Une politique critiquée par le groupe Changer Paris : « Les chiffres des bois et du périphérique permettent à la Ville de ‘gonfler’ ses statistiques ». « 63.000 arbres, ça ne veut pas dire grand-chose, c’est trompeur. Essentiellement, ils plantent des tiges. Il faut voir le nombre d’arbres qui vont prospérer. Et avant que ces arbres-là ne soient source de fraîcheur, c’est au moins 30 ans d’attente, et ils ne vont pas tous atteindre 30 ans » commente Véronique Baldini, conseillère de Paris du 16e arrondissement déléguée aux espaces verts et à la propreté.
Des bonnes idées et des erreurs
Anne Hidalgo a annoncé lors de ses vœux 2024 que des forêts urbaines allaient être créées « à la fin de la saison des plantations », s’étalant de novembre à mars. Ces « centaines » de forêts qui devaient être prêtes pour les Jeux ont prix beaucoup de retard, deux seulement ont été créées et leur viabilité dans le temps pose question.
Cependant, on peut remarquer la première phase de rénovation et de végétalisation de l’avenue des Champs-Élysées qui sera “reverdie en profondeur” après les Jeux.
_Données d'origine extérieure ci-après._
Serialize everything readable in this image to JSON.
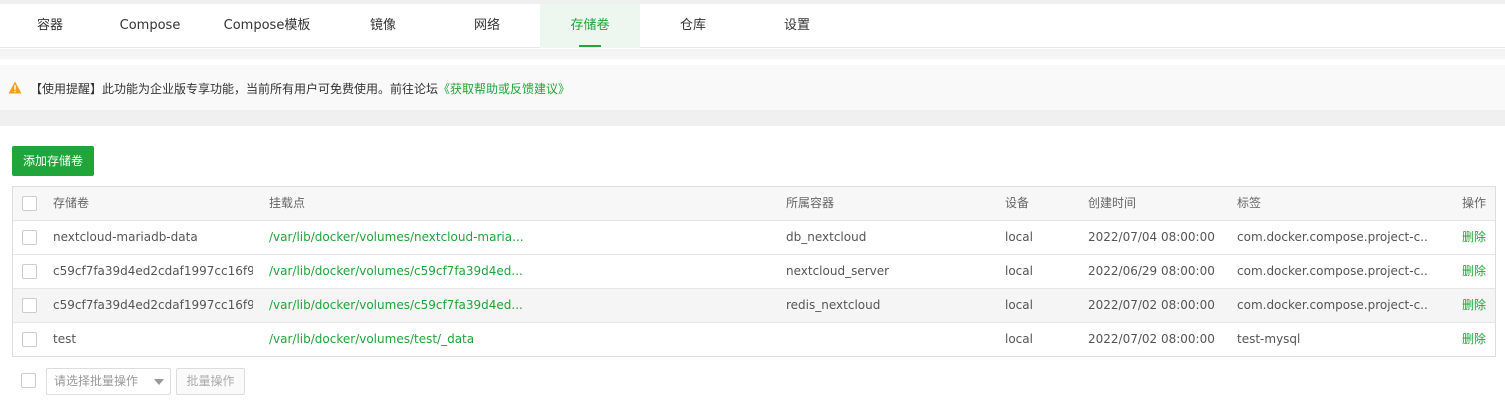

Ici, la mairie a respecté les délais fixés. « Les dallages ont été repris, l’ensemble du mobilier urbain rénové, les pieds d’arbres verdis », détaille la mairie de Paris. La première phase des travaux est presque achevée et devrait l’être entièrement « dans les prochaines semaines », assure la municipalité, de quoi verdir et donner de la fraîcheur à la plus belle “avenue du monde”, trop minérale et écrasée de soleil l’été.
À l’inverse, en avril 2022, 76 platanes âgés d’une quarantaine d’années ont été abattus le long du périphérique parisien, à hauteur de la porte de Montreuil, dans le cadre d’un projet de réaménagement. Le projet de la mairie de Paris était d’y construire des bureaux, une recyclerie, une grande halle de marché aux puces. À terme, le projet prévoit la suppression de 250 arbres en précisant que de nouveaux arbres seront replantés. Selon Thomas Brail du GNSA, « ces arbres peuvent vivre 500 ans. Pourquoi les couper ? Les jeunes arbres qui vont être plantés auront bien du mal à traverser les canicules qu’on nous annonce ».
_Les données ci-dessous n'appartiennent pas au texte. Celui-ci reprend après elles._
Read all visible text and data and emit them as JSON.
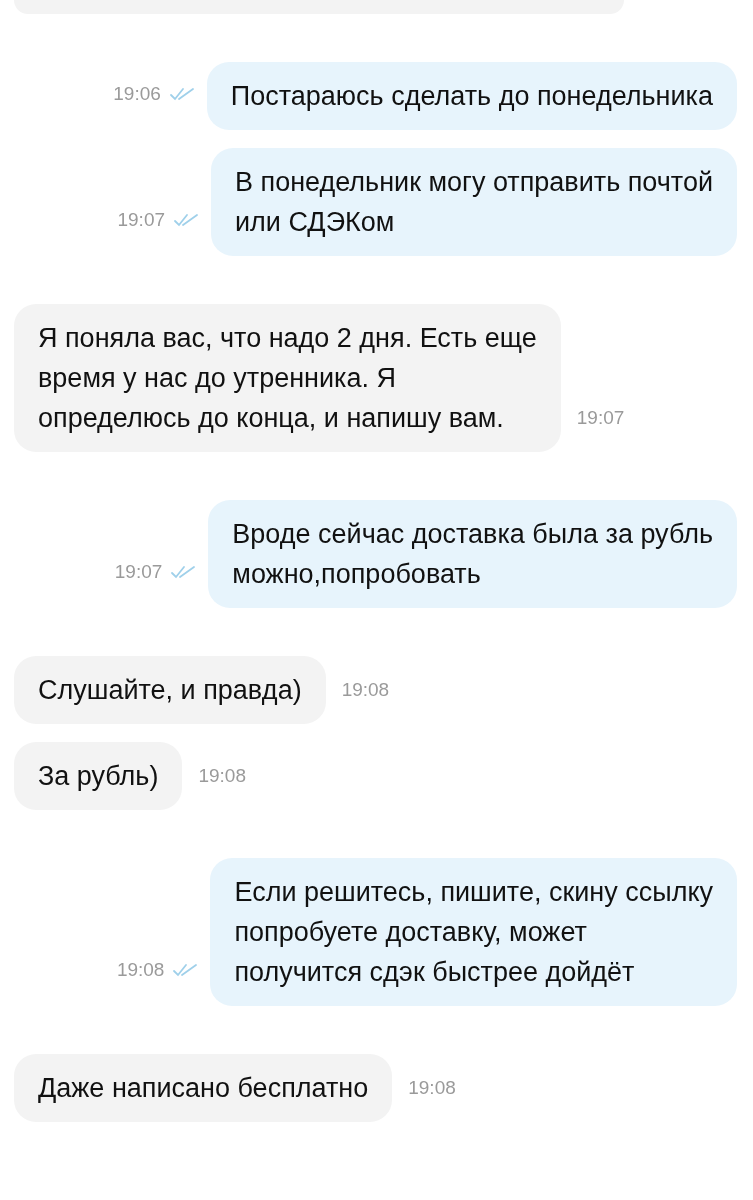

Spécialistes de la communication versus spécialistes des arbres
La végétalisation des rues de Paris ne se reflète malheureusement pas dans le paysage parisien des riverains – les grands arbres apportant de l’ombre bienvenue sont fréquemment coupés dans les rues.
Pour introduire davantage de nature dans Paris, l’idée d’avoir des arbres, en plus d’être esthétique à côté de la pierre des immeubles haussmanniens, apportent de l’ombre et de l’humidité à la ville, une biodiversité qui peut y nicher et une capacité à décarboner l’atmosphère.
Mais couper les plus anciens, matures, pour planter des nouvelles pousses ou jeunes arbres à la mortalité élevée et souvent mal entretenus, bons pour faire du chiffre dans la communication, ne répond pas à la demande initiale, alors que cette végétalisation est pourtant souvent présentée comme la solution face au réchauffement climatique dans les grandes villes.